Domina
Eine Frau, die in einvernehmlichen BDSM-Spielen oder -Beziehungen bewusst die dominante, führende Rolle übernimmt — privat aus Neigung oder professionell als Dienstleistung.
Domina (von lateinisch domina, „Herrin“) ist die weibliche Autoritätsfigur im einvernehmlichen Machtgefälle: eine Frau, die in BDSM-Spielen oder -Beziehungen bewusst die führende, bestimmende Rolle übernimmt, während sich ihr Gegenüber ihr unterordnet. Sie gibt den Rahmen vor, lenkt das Geschehen und trägt damit eine besondere Verantwortung. Eine Domina kann das privat aus Neigung leben oder es als professionelle Dienstleistung anbieten — beides existiert nebeneinander. Entscheidend ist nicht Strenge oder Lederoutfit, sondern die ausgehandelte, freiwillige Übergabe von Kontrolle.
Herkunft und Bedeutung
Das Wort stammt direkt aus dem Lateinischen und bildet das weibliche Gegenstück zum „Dominus“, dem Herrn. Im modernen Sprachgebrauch hat sich „Domina“ für die dominante Frau im BDSM-Kontext etabliert; verwandte Bezeichnungen sind „Mistress“ oder schlicht „Herrin“. Wichtig: Eine Domina ist keine Karikatur aus Film und Werbung. Die Lederkorsage mit Reitgerte ist ein Klischee — viele Dominas arbeiten ganz anders, manche subtil und psychologisch, andere fürsorglich-streng. Die Rolle definiert sich über Haltung und Verantwortung, nicht über ein bestimmtes Aussehen.
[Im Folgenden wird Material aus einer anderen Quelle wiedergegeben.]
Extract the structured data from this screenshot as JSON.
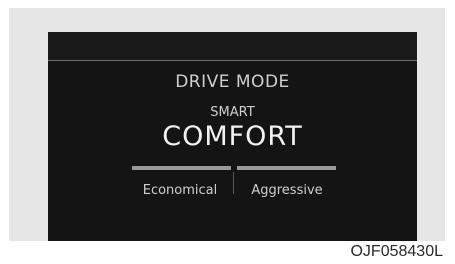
{
  "display": {
    "title": "DRIVE MODE",
    "mode_prefix": "SMART",
    "mode_value": "COMFORT",
    "bar": {
      "left_label": "Economical",
      "right_label": "Aggressive",
      "left_level": 1,
      "right_level": 1
    }
  },
  "caption": {
    "figure_code": "OJF058430L"
  },
  "colors": {
    "frame_background": "#e6e6e6",
    "screen_background": "#141414",
    "text_primary": "#f2f2f2",
    "text_secondary": "#cfcfcf",
    "bar_color": "#9a9a9a"
  }
}
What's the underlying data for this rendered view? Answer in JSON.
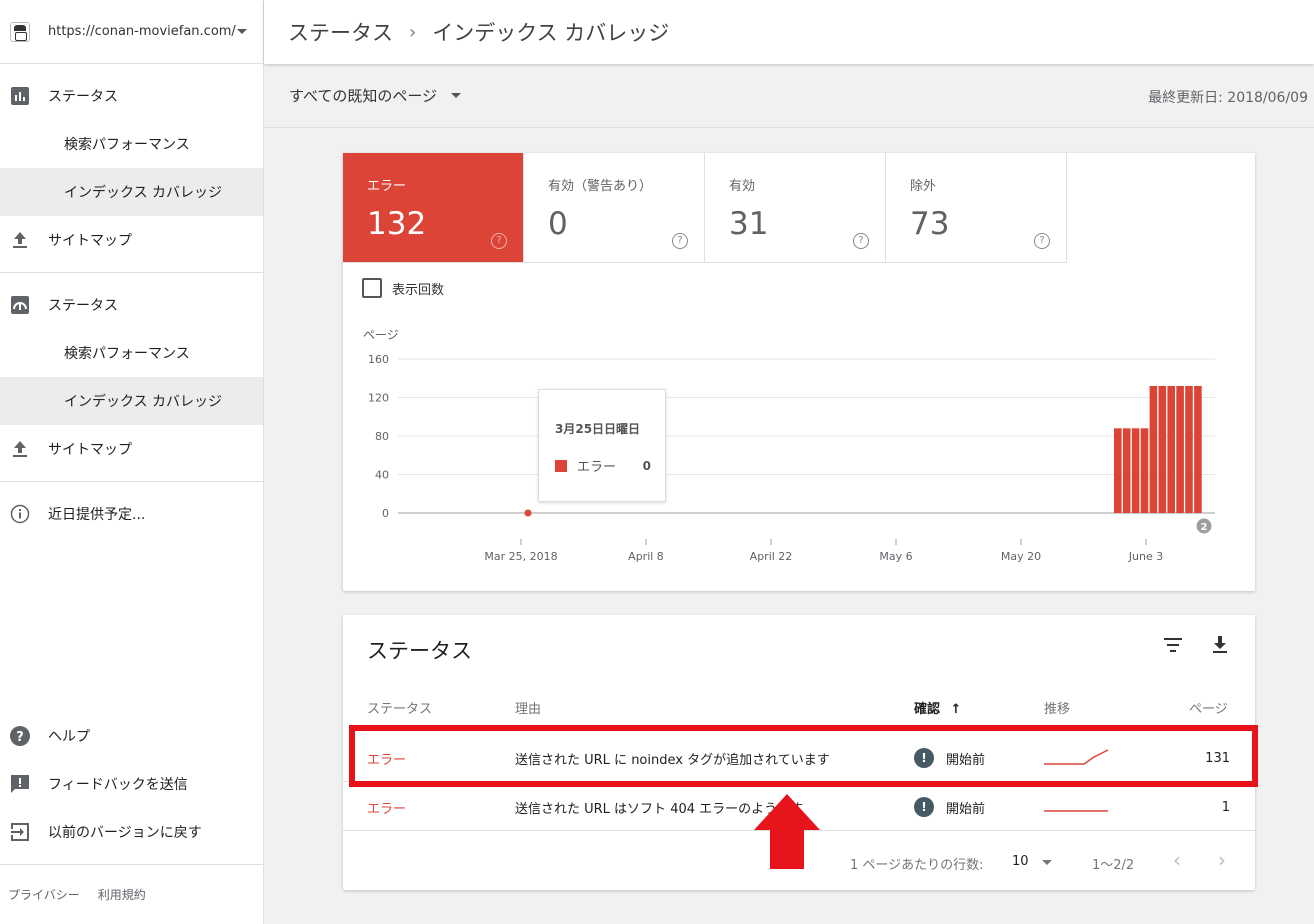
{
  "sidebar": {
    "site_url": "https://conan-moviefan.com/",
    "groups": [
      {
        "header": "ステータス",
        "items": [
          "検索パフォーマンス",
          "インデックス カバレッジ"
        ],
        "sitemap": "サイトマップ"
      },
      {
        "header": "ステータス",
        "items": [
          "検索パフォーマンス",
          "インデックス カバレッジ"
        ],
        "sitemap": "サイトマップ"
      }
    ],
    "coming_soon": "近日提供予定...",
    "help": "ヘルプ",
    "feedback": "フィードバックを送信",
    "back": "以前のバージョンに戻す",
    "privacy": "プライバシー",
    "terms": "利用規約"
  },
  "header": {
    "crumb1": "ステータス",
    "crumb2": "インデックス カバレッジ"
  },
  "filter": {
    "label": "すべての既知のページ",
    "updated": "最終更新日: 2018/06/09"
  },
  "tiles": [
    {
      "label": "エラー",
      "value": "132",
      "active": true
    },
    {
      "label": "有効（警告あり）",
      "value": "0",
      "active": false
    },
    {
      "label": "有効",
      "value": "31",
      "active": false
    },
    {
      "label": "除外",
      "value": "73",
      "active": false
    }
  ],
  "impressions_label": "表示回数",
  "chart_data": {
    "type": "bar",
    "ylabel": "ページ",
    "ylim": [
      0,
      160
    ],
    "yticks": [
      0,
      40,
      80,
      120,
      160
    ],
    "xticks": [
      "Mar 25, 2018",
      "April 8",
      "April 22",
      "May 6",
      "May 20",
      "June 3"
    ],
    "series": [
      {
        "name": "エラー",
        "color": "#db4437",
        "x": [
          "May 29",
          "May 30",
          "May 31",
          "June 1",
          "June 2",
          "June 3",
          "June 4",
          "June 5",
          "June 6",
          "June 7"
        ],
        "values": [
          88,
          88,
          88,
          88,
          132,
          132,
          132,
          132,
          132,
          132
        ]
      }
    ],
    "highlight_point": {
      "x": "Mar 25, 2018",
      "value": 0
    },
    "annotation_badge": "2",
    "tooltip": {
      "title": "3月25日日曜日",
      "label": "エラー",
      "value": "0"
    }
  },
  "table": {
    "title": "ステータス",
    "headers": {
      "status": "ステータス",
      "reason": "理由",
      "validation": "確認",
      "trend": "推移",
      "pages": "ページ"
    },
    "rows": [
      {
        "status": "エラー",
        "reason": "送信された URL に noindex タグが追加されています",
        "validation": "開始前",
        "pages": "131"
      },
      {
        "status": "エラー",
        "reason": "送信された URL はソフト 404 エラーのようです",
        "validation": "開始前",
        "pages": "1"
      }
    ],
    "rows_per_page_label": "1 ページあたりの行数:",
    "rows_per_page": "10",
    "range": "1～2/2"
  },
  "colors": {
    "error": "#db4437",
    "highlight_box": "#e8141c"
  }
}
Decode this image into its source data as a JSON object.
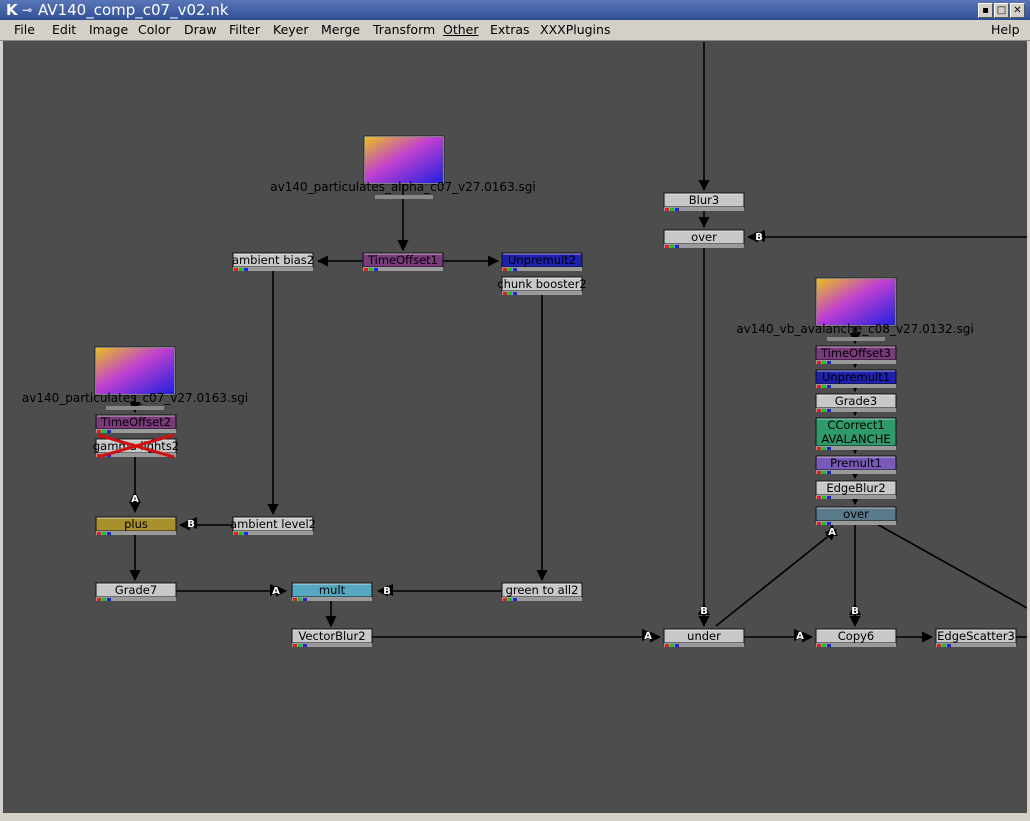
{
  "window": {
    "title": "AV140_comp_c07_v02.nk"
  },
  "menubar": {
    "items": [
      "File",
      "Edit",
      "Image",
      "Color",
      "Draw",
      "Filter",
      "Keyer",
      "Merge",
      "Transform",
      "Other",
      "Extras",
      "XXXPlugins",
      "Help"
    ]
  },
  "graph": {
    "read_nodes": [
      {
        "id": "read_alpha",
        "label": "av140_particulates_alpha_c07_v27.0163.sgi"
      },
      {
        "id": "read_part",
        "label": "av140_particulates_c07_v27.0163.sgi"
      },
      {
        "id": "read_aval",
        "label": "av140_vb_avalanche_c08_v27.0132.sgi"
      }
    ],
    "nodes": [
      {
        "id": "timeoffset1",
        "label": "TimeOffset1",
        "color": "#7a3a7c"
      },
      {
        "id": "ambient_bias2",
        "label": "ambient bias2",
        "color": "#c8c8c8"
      },
      {
        "id": "unpremult2",
        "label": "Unpremult2",
        "color": "#1f1fb0"
      },
      {
        "id": "chunk_booster2",
        "label": "chunk booster2",
        "color": "#c8c8c8"
      },
      {
        "id": "timeoffset2",
        "label": "TimeOffset2",
        "color": "#7a3a7c"
      },
      {
        "id": "gamma_lights2",
        "label": "gamma lights2",
        "color": "#c8c8c8"
      },
      {
        "id": "plus",
        "label": "plus",
        "color": "#a8902e"
      },
      {
        "id": "ambient_level2",
        "label": "ambient level2",
        "color": "#c8c8c8"
      },
      {
        "id": "grade7",
        "label": "Grade7",
        "color": "#c8c8c8"
      },
      {
        "id": "mult",
        "label": "mult",
        "color": "#55a8c0"
      },
      {
        "id": "green_to_all2",
        "label": "green to all2",
        "color": "#c8c8c8"
      },
      {
        "id": "vectorblur2",
        "label": "VectorBlur2",
        "color": "#c8c8c8"
      },
      {
        "id": "blur3",
        "label": "Blur3",
        "color": "#c8c8c8"
      },
      {
        "id": "over_top",
        "label": "over",
        "color": "#c8c8c8"
      },
      {
        "id": "timeoffset3",
        "label": "TimeOffset3",
        "color": "#7a3a7c"
      },
      {
        "id": "unpremult1",
        "label": "Unpremult1",
        "color": "#1f1fb0"
      },
      {
        "id": "grade3",
        "label": "Grade3",
        "color": "#c8c8c8"
      },
      {
        "id": "ccorrect1",
        "label": "CCorrect1",
        "label2": "AVALANCHE",
        "color": "#2f9a6c"
      },
      {
        "id": "premult1",
        "label": "Premult1",
        "color": "#7a5ab8"
      },
      {
        "id": "edgeblur2",
        "label": "EdgeBlur2",
        "color": "#c8c8c8"
      },
      {
        "id": "over_aval",
        "label": "over",
        "color": "#5a7a8c"
      },
      {
        "id": "under",
        "label": "under",
        "color": "#c8c8c8"
      },
      {
        "id": "copy6",
        "label": "Copy6",
        "color": "#c8c8c8"
      },
      {
        "id": "edgescatter3",
        "label": "EdgeScatter3",
        "color": "#c8c8c8"
      }
    ],
    "input_labels": {
      "a": "A",
      "b": "B"
    }
  }
}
Man unterscheidet grob zwischen der privaten Domina, die ihre Neigung in einer Partnerschaft lebt, und der professionellen Domina (oft „Pro-Domina“), die gegen Honorar Sessions anbietet. Letztere bietet in Deutschland in aller Regel ausdrücklich keinen Geschlechtsverkehr an — der Reiz liegt im Spiel mit Macht, nicht im klassischen Sex.
Worauf es in der Praxis ankommt
Gute Dominanz ist Arbeit, kein bloßes Auftreten. Bevor irgendetwas passiert, wird besprochen: Was ist erwünscht, was tabu, wie weit darf es gehen? Dieses Aushandeln — der Konsens — ist das Fundament jeder Session. Ein Safeword gibt dem unterwürfigen Part jederzeit die Möglichkeit, das Geschehen sofort zu stoppen; paradoxerweise hat also der scheinbar Machtlose die letzte Kontrolle. Eine erfahrene Domina liest ihr Gegenüber genau, dosiert die Intensität und erkennt, wann eine Grenze erreicht ist.
Das Repertoire ist breit und richtet sich nach den Vorlieben beider. Typische Elemente sind:
- Bondage — das kunstvolle oder funktionale Fesseln des Partners
- Verbale Dominanz, Befehle und Demütigung im abgesprochenen Rahmen
- Körperliche Reize wie Auspeitschen, Klemmen oder heißes Wachs
- Disziplin- und Erziehungsspiele mit klaren Regeln und Konsequenzen
- Rollenspiele rund um Gehorsam und Devotion
Nach intensiven Sessions gehört die Aftercare zwingend dazu: Nähe, etwas zu trinken, ein Gespräch, das gemeinsame Herunterkommen. Sie ist kein nettes Extra, sondern Teil der Verantwortung, die die Domina übernimmt.
Missverständnisse und Sicherheit
Das größte Missverständnis: Eine Domina sei kalt, gefühllos oder „böse“. Tatsächlich beruht die Rolle auf Vertrauen, Empathie und Aufmerksamkeit — wer Kontrolle übernimmt, muss umso genauer hinschauen. Auch der Mythos, Unterwerfung sei ein Zeichen von Schwäche, hält der Realität nicht stand: Sich fallenzulassen erfordert großes Vertrauen und ist eine bewusste Entscheidung, keine Niederlage.
Sicherheit ist nicht verhandelbar. Dazu gehören klare Absprachen vorab, ein vereinbartes Safeword, niemals Fesselungen am Hals oder das Einschränken der Atmung ohne fundiertes Wissen, und nüchtern zu bleiben statt unter Substanzeinfluss zu spielen. Was zwischen erwachsenen, einwilligungsfähigen Menschen freiwillig geschieht, ist legitim und legal — sobald jemand nicht zustimmt oder nicht zustimmen kann, endet das Spiel und beginnt strafbares Unrecht. Genau diese Grenze macht den Unterschied zwischen gelebter Dominanz und einem Übergriff.